LinkedIn calls this feature "All Updates" and it will display when your network connects to someone, joins a group, uploads a new profile photo, posts a job, tweets something on Twitter, or makes an update to their profile.
If you're connected to a lot of people, as you can imagine, the "All Updates" feature will be flooded with dozens, if not hundreds of new updates. As a matter of fact as I'm writing this, there has been over 52 updates in my network in just the last ten minutes.
In my experience most professionals ignore reviewing the "All Updates" feature because they haven't found value in it. The value comes from the ability to focus on specific updates from specific connections and capitalize on this opportunities when they present themselves. You can only do this successfully if you ignore and hide everyone else's updates that aren't relevant to your current career or job search goals.
Let me give you an example. As of this writing, only four minutes ago, Kristine Hoormann said on her status update:
"Looking to get hands on experience in IT, please send me resume!!!"
In the status update she has a link to a "Job: Helpdesk Analyst in Menomonee Falls, WI".

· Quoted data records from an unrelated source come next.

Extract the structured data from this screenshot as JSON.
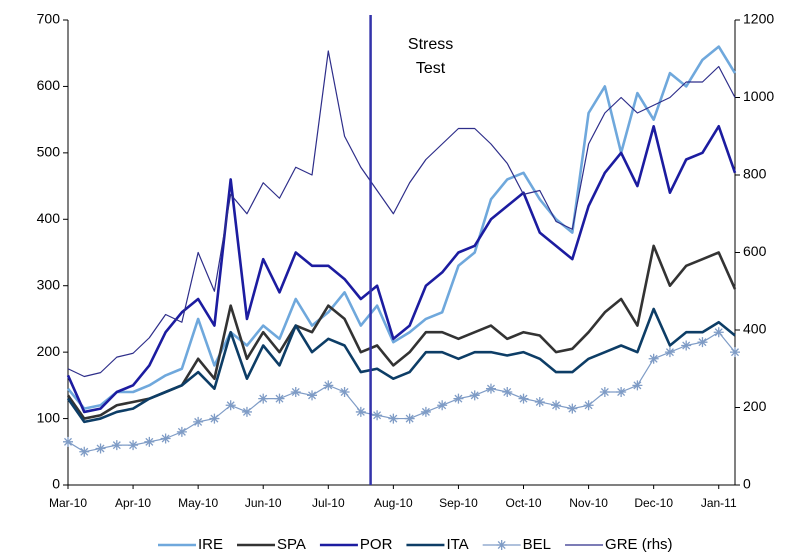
{
  "chart_data": {
    "type": "line",
    "categories": [
      "Mar-10",
      null,
      null,
      null,
      "Apr-10",
      null,
      null,
      null,
      "May-10",
      null,
      null,
      null,
      "Jun-10",
      null,
      null,
      null,
      "Jul-10",
      null,
      null,
      null,
      "Aug-10",
      null,
      null,
      null,
      "Sep-10",
      null,
      null,
      null,
      "Oct-10",
      null,
      null,
      null,
      "Nov-10",
      null,
      null,
      null,
      "Dec-10",
      null,
      null,
      null,
      "Jan-11",
      null
    ],
    "series": [
      {
        "name": "IRE",
        "color": "#6fa8dc",
        "values": [
          145,
          115,
          120,
          140,
          140,
          150,
          165,
          175,
          250,
          180,
          230,
          210,
          240,
          220,
          280,
          240,
          260,
          290,
          240,
          270,
          215,
          230,
          250,
          260,
          330,
          350,
          430,
          460,
          470,
          430,
          400,
          380,
          560,
          600,
          500,
          590,
          550,
          620,
          600,
          640,
          660,
          620
        ]
      },
      {
        "name": "SPA",
        "color": "#333333",
        "values": [
          135,
          100,
          105,
          120,
          125,
          130,
          140,
          150,
          190,
          160,
          270,
          190,
          230,
          200,
          240,
          230,
          270,
          250,
          200,
          210,
          180,
          200,
          230,
          230,
          220,
          230,
          240,
          220,
          230,
          225,
          200,
          205,
          230,
          260,
          280,
          240,
          360,
          300,
          330,
          340,
          350,
          295
        ]
      },
      {
        "name": "POR",
        "color": "#1c1ca0",
        "values": [
          165,
          110,
          115,
          140,
          150,
          180,
          230,
          260,
          280,
          240,
          460,
          250,
          340,
          290,
          350,
          330,
          330,
          310,
          280,
          300,
          220,
          240,
          300,
          320,
          350,
          360,
          400,
          420,
          440,
          380,
          360,
          340,
          420,
          470,
          500,
          450,
          540,
          440,
          490,
          500,
          540,
          470
        ]
      },
      {
        "name": "ITA",
        "color": "#0d3d66",
        "values": [
          130,
          95,
          100,
          110,
          115,
          130,
          140,
          150,
          170,
          145,
          230,
          160,
          210,
          180,
          240,
          200,
          220,
          210,
          170,
          175,
          160,
          170,
          200,
          200,
          190,
          200,
          200,
          195,
          200,
          190,
          170,
          170,
          190,
          200,
          210,
          200,
          265,
          210,
          230,
          230,
          245,
          225
        ]
      },
      {
        "name": "BEL",
        "color": "#7f9cc6",
        "marker": "star",
        "values": [
          65,
          50,
          55,
          60,
          60,
          65,
          70,
          80,
          95,
          100,
          120,
          110,
          130,
          130,
          140,
          135,
          150,
          140,
          110,
          105,
          100,
          100,
          110,
          120,
          130,
          135,
          145,
          140,
          130,
          125,
          120,
          115,
          120,
          140,
          140,
          150,
          190,
          200,
          210,
          215,
          230,
          200
        ]
      },
      {
        "name": "GRE (rhs)",
        "color": "#2e2e8a",
        "axis": "y2",
        "values": [
          300,
          280,
          290,
          330,
          340,
          380,
          440,
          420,
          600,
          500,
          750,
          700,
          780,
          740,
          820,
          800,
          1120,
          900,
          820,
          760,
          700,
          780,
          840,
          880,
          920,
          920,
          880,
          830,
          750,
          760,
          680,
          660,
          880,
          960,
          1000,
          960,
          980,
          1000,
          1040,
          1040,
          1080,
          1000
        ]
      }
    ],
    "ylim": [
      0,
      700
    ],
    "yticks": [
      0,
      100,
      200,
      300,
      400,
      500,
      600,
      700
    ],
    "y2lim": [
      0,
      1200
    ],
    "y2ticks": [
      0,
      200,
      400,
      600,
      800,
      1000,
      1200
    ],
    "annotations": [
      {
        "text": [
          "Stress",
          "Test"
        ],
        "x": 18.6,
        "color": "#3333aa"
      }
    ],
    "legend": "bottom"
  }
}
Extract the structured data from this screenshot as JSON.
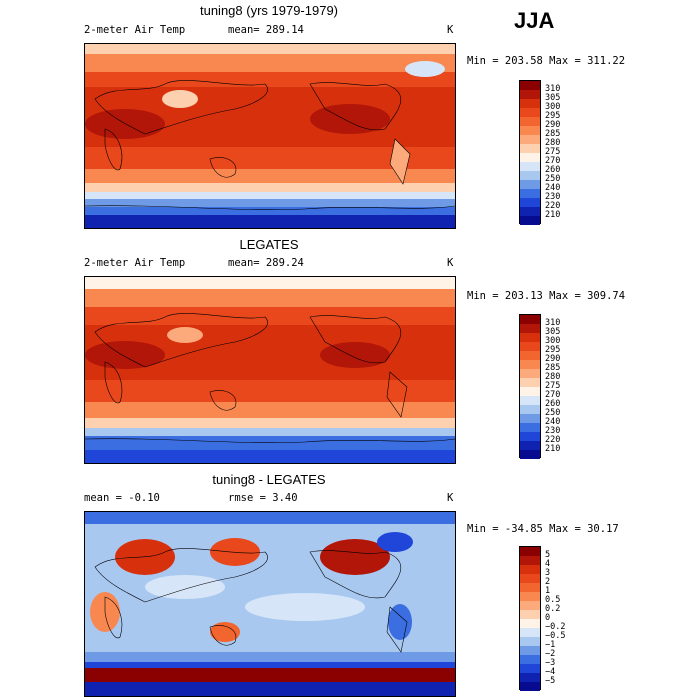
{
  "season": "JJA",
  "panels": [
    {
      "title": "tuning8 (yrs 1979-1979)",
      "left_label": "2-meter Air Temp",
      "center_label": "mean=  289.14",
      "units": "K",
      "minmax": "Min = 203.58 Max = 311.22",
      "colorbar": {
        "labels": [
          "310",
          "305",
          "300",
          "295",
          "290",
          "285",
          "280",
          "275",
          "270",
          "260",
          "250",
          "240",
          "230",
          "220",
          "210"
        ],
        "colors": [
          "#8b0000",
          "#b21608",
          "#d6300d",
          "#e8481c",
          "#f2652f",
          "#f98850",
          "#fca97c",
          "#fdd0b0",
          "#fff2e6",
          "#d6e6f8",
          "#a9c8f0",
          "#6f9be6",
          "#3b6ee0",
          "#1f45d9",
          "#1022b0",
          "#070b8f"
        ]
      }
    },
    {
      "title": "LEGATES",
      "left_label": "2-meter Air Temp",
      "center_label": "mean=  289.24",
      "units": "K",
      "minmax": "Min = 203.13 Max = 309.74",
      "colorbar": {
        "labels": [
          "310",
          "305",
          "300",
          "295",
          "290",
          "285",
          "280",
          "275",
          "270",
          "260",
          "250",
          "240",
          "230",
          "220",
          "210"
        ],
        "colors": [
          "#8b0000",
          "#b21608",
          "#d6300d",
          "#e8481c",
          "#f2652f",
          "#f98850",
          "#fca97c",
          "#fdd0b0",
          "#fff2e6",
          "#d6e6f8",
          "#a9c8f0",
          "#6f9be6",
          "#3b6ee0",
          "#1f45d9",
          "#1022b0",
          "#070b8f"
        ]
      }
    },
    {
      "title": "tuning8 - LEGATES",
      "left_label": "mean =   -0.10",
      "center_label": "rmse =    3.40",
      "units": "K",
      "minmax": "Min = -34.85 Max =  30.17",
      "colorbar": {
        "labels": [
          "5",
          "4",
          "3",
          "2",
          "1",
          "0.5",
          "0.2",
          "0",
          "−0.2",
          "−0.5",
          "−1",
          "−2",
          "−3",
          "−4",
          "−5"
        ],
        "colors": [
          "#8b0000",
          "#b21608",
          "#d6300d",
          "#e8481c",
          "#f2652f",
          "#f98850",
          "#fca97c",
          "#fdd0b0",
          "#fff2e6",
          "#d6e6f8",
          "#a9c8f0",
          "#6f9be6",
          "#3b6ee0",
          "#1f45d9",
          "#1022b0",
          "#070b8f"
        ]
      }
    }
  ]
}
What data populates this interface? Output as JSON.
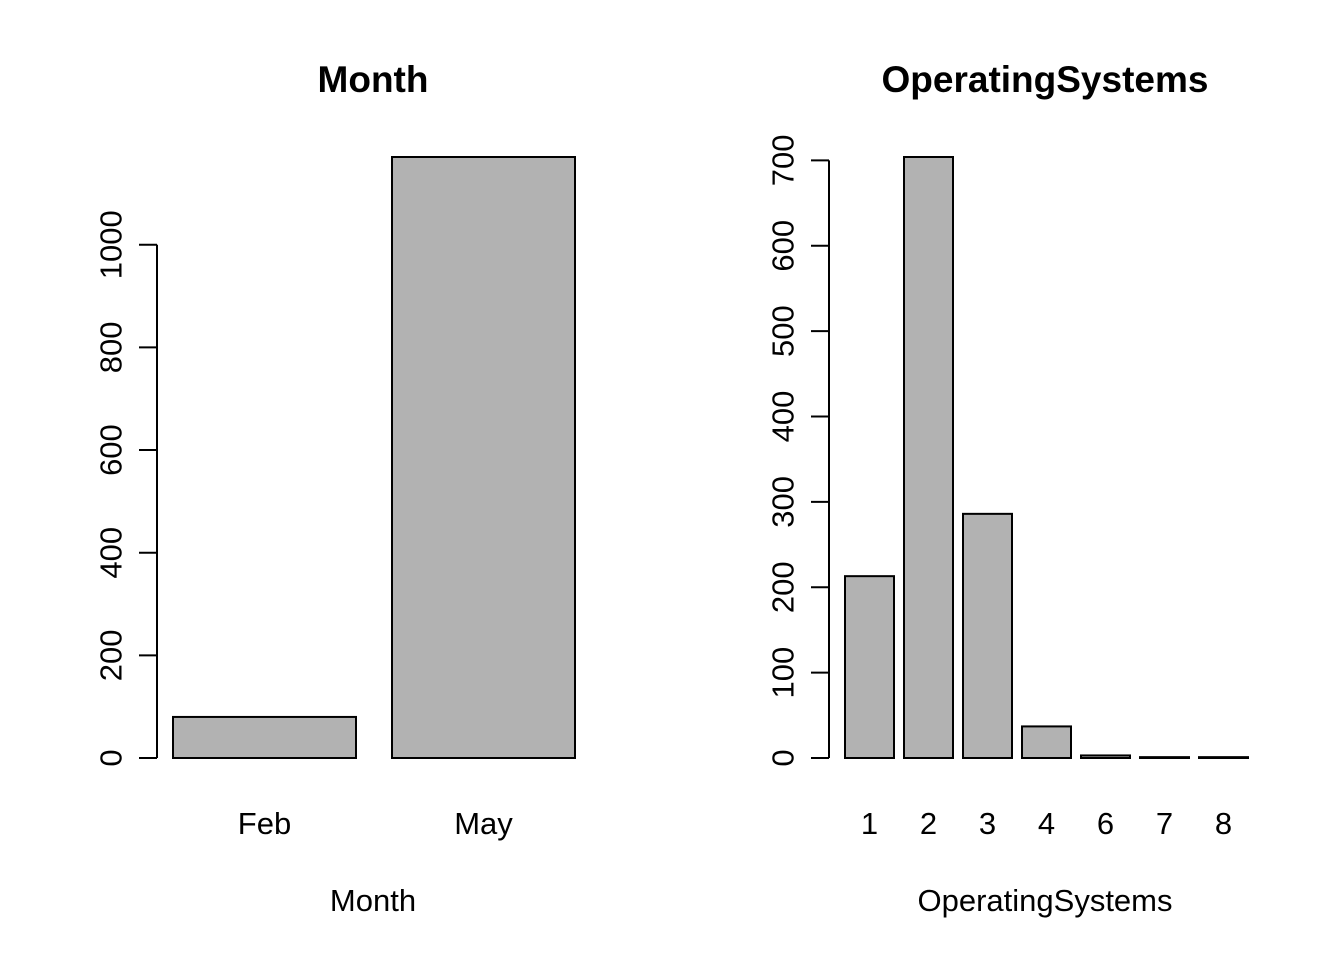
{
  "colors": {
    "bar_fill": "#b2b2b2",
    "bar_stroke": "#000000",
    "background": "#ffffff"
  },
  "chart_data": [
    {
      "type": "bar",
      "title": "Month",
      "xlabel": "Month",
      "ylabel": "",
      "categories": [
        "Feb",
        "May"
      ],
      "values": [
        80,
        1171
      ],
      "y_ticks": [
        0,
        200,
        400,
        600,
        800,
        1000
      ],
      "ylim": [
        0,
        1171
      ],
      "grid": false,
      "legend": "none"
    },
    {
      "type": "bar",
      "title": "OperatingSystems",
      "xlabel": "OperatingSystems",
      "ylabel": "",
      "categories": [
        "1",
        "2",
        "3",
        "4",
        "6",
        "7",
        "8"
      ],
      "values": [
        213,
        704,
        286,
        37,
        3,
        1,
        1
      ],
      "y_ticks": [
        0,
        100,
        200,
        300,
        400,
        500,
        600,
        700
      ],
      "ylim": [
        0,
        704
      ],
      "grid": false,
      "legend": "none"
    }
  ]
}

If you weren't looking at her update at 6:45 a.m. you probably would have missed this potential job opportunity because your other connection's updates would have buried this job opportunity from Kristine.
So how can you avoid not missing important job opportunities from your connections?
I have created a short video to show you how to hide status updates from some of your connections so you can focus on the ones that really matter and the ones that you should be paying attention to right now.
Month of January is going to be all about focusing on your most important tasks, connections, and behaviors that will set you up for a strong 2012.
In this age we are bombarded with too much information. What you focus on, and what you eliminate, will determine how successful you become.